Dionysus (Dionysos) was the Olympian god of wine, vegetation, pleasure, festivity, madness, wild frenzy, grape harvest, winemaking, religious ecstasy, and theatre. (Roman Name?: ?Liber. Other Names?: ?Bacchus, Lyaeus)
He was depicted as either an long-haired youth OR older, bearded god or an effeminate. His attributes included the thyrsos (a pine-cone tipped staff), a drinking cup and a crown of ivy. He was usually accompanied by a troop of Satyrs and Mainades (wild female devotees).
MYTHS
Dionysos was a son of Zeus and the princess Semele of Thebes. During the course of her pregnancy, the god's jealous wife Hera tricked Semele into asking Zeus to appear before her in his full glory. Bound by oath, the god was forced to comply and she was consumed by the heat of his lightning-bolts. Zeus recovered their unborn child from her body, sewed him up in his own thigh, and carried him to term.

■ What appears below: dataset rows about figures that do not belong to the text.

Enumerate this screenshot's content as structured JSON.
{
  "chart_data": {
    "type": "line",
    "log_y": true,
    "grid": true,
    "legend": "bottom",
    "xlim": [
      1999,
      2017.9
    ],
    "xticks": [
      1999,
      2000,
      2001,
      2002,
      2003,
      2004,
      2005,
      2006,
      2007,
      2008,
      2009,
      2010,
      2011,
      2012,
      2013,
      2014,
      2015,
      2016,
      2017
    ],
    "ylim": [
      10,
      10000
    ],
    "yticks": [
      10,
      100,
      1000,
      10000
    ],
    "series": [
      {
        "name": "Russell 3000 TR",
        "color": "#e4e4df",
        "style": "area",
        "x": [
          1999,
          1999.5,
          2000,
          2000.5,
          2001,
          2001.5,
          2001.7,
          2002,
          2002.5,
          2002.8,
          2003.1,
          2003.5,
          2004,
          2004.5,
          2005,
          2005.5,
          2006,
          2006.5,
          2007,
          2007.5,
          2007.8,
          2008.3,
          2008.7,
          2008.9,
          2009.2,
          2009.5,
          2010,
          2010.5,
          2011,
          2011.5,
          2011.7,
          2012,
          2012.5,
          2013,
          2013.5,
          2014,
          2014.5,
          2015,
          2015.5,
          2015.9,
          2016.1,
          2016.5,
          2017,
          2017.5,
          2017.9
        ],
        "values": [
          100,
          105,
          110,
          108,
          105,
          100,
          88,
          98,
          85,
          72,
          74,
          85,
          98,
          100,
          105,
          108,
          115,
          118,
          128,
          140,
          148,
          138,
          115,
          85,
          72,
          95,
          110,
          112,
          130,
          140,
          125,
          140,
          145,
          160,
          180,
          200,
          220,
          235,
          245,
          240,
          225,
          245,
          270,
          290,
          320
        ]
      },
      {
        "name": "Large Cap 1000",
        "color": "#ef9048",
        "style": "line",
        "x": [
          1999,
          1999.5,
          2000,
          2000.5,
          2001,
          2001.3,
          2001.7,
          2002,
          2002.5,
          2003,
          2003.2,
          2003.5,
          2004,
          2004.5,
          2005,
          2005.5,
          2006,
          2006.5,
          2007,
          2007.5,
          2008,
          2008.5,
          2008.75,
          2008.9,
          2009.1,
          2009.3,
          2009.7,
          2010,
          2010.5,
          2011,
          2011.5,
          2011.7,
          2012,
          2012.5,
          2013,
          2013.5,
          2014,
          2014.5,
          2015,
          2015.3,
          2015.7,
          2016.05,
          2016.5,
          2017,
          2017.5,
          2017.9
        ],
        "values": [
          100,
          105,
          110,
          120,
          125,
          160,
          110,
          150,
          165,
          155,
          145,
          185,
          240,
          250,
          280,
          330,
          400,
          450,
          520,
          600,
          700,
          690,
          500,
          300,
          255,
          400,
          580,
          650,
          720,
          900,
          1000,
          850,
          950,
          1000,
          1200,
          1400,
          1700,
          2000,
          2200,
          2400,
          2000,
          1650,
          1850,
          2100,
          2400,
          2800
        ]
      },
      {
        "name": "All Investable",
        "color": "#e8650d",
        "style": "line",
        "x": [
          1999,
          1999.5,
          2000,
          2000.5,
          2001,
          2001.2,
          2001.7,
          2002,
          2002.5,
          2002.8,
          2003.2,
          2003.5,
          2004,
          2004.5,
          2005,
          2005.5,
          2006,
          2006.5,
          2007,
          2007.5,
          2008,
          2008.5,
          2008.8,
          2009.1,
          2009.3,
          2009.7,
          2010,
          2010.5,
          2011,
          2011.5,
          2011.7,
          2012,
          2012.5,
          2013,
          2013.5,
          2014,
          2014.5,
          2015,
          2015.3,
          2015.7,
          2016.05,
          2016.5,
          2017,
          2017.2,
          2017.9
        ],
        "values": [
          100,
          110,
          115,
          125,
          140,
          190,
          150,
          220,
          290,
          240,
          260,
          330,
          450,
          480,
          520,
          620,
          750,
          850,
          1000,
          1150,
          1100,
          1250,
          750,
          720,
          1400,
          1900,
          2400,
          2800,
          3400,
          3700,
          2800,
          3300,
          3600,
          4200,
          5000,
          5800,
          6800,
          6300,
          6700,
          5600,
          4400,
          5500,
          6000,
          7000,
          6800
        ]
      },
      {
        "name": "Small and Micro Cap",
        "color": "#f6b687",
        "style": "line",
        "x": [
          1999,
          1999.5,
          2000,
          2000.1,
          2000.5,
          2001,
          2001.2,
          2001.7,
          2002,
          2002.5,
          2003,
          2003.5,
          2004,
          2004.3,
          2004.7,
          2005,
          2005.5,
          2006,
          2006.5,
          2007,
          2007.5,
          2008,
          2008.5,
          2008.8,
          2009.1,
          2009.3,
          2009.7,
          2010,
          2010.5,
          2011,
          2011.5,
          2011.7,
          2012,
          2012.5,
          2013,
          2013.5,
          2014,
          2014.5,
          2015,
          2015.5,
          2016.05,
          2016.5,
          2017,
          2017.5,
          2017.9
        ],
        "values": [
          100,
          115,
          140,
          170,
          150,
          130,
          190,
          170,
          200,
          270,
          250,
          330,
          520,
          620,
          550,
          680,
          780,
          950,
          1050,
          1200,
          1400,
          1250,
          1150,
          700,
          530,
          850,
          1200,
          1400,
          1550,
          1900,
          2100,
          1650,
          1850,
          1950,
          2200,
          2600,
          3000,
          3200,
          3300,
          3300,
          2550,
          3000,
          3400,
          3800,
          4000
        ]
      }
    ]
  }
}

After his birth from the thigh of Zeus, Dionysos was first entrusted to the care of Seilenos (Silenus) and the nymphs of Mount Nysa, and later to his aunt Ino, Semele's sister, and her husband Athamas. Hera was enraged when she learned of the boy's location and drove the couple mad, causing them to kill both their children and themselves.
The Thrakian king Lykourgos (Lycurgus) attacked Dionysos and his companions as they were travelling through his land and drove them into the sea. As punishment, the god inflicted him with madness causing him to murder his wife and son and mutilate himself with an axe.
King Pentheus of Thebes refused to accept the god's divinity and tried to apprehend him. The god retaliated by driving the king's daughters into a crazed frenzy and they tore him apart limb from limb.
Dionysos instructed the hero Ikarios (Icarius) of Athens in the art of winemaking. However, some shepherds, upon drinking the wine, thought they had been poisoned and killed him. The sorrowful god then set him amongst the stars as the constellation Bootes.
As Dionysos was travelling through the islands of the Aegean Sea he was captured by a band of Tyrrhenian pirates who thought to sell him into slavery. The god infested their ship with phantoms of creeping vines and wild beasts, and in terror the men leapt overboard and were transformed into dolphins.
Dionysos married princess Ariadne of Krete (Crete) whom he discovered abandoned by Theseus on the island of Naxos.
The god launched a campaign against the Indian nation in the farthest reaches of Asia, leading an army composed of Satyrs, Mainades, and demigods.
Dionysos journeyed to the underworld to recover his mother Semele and brought her to Olympos where Zeus transformed into the goddess Thyone.
SYMBOLS & ATTRIBUTES
Dionysos' most distinctive attribute was the thyrsos, a pine-cone tipped staff. His other attributes included a drinking-cup (kantharos), fruiting grapevines and a panther.
The god was usually clothed in a long robe (chiton) and cloak (himation) and crowned with a wreath of ivy-leaves.
SACRED ANIMALS & PLANTS
Dionysos' sacred animals were the panther (leopard), tiger, bull and serpent. The god rode on the back of a panther or drove a chariot drawn by a pair of the beasts.
His sacred plants were the grapevine, ivy, bindweed (prickly ivy) and pine tree. Devotees of the god wore wreaths of ivy and carried pine-cone tipped staffs.
Dionysos was a son of Zeus, King of the Gods, and Semele, a mortal princess of Thebes. The god was known as the "twice-born" for his mother was slain by the lightning-bolts of Zeus during the course of her pregancy, but rescued by his father who carried him to term sown up inside his thigh.
Dionysos' grandparents were the Titans Kronos (Cronus) and Rheia, King Kadmos (Cadmus) of Thebes and the goddess Harmonia. He was a great-grandson of Ares and Aphrodite (Harmonia's parents) and also a distant descendant of the god Poseidon.
The god's half-brothers and sisters included Hermes, Ares, Aphrodite, Athena, Persephone, Apollon and Artemis.
He married Ariadne, daughter of King Minos of Krete (Crete), and their sons became kings and princes of the best wine-producing regions in ancient Greece.
ENCYCLOPEDIA
Dinysos, the youthful, beautiful, but effeminate god of wine. He is also called both by Greeks and Romans Bacchus (Bakchos), that is, the noisy or riotous god, which was originally a mere epithet or surname of Dionysus, but does not occur till after the time of Herodotus.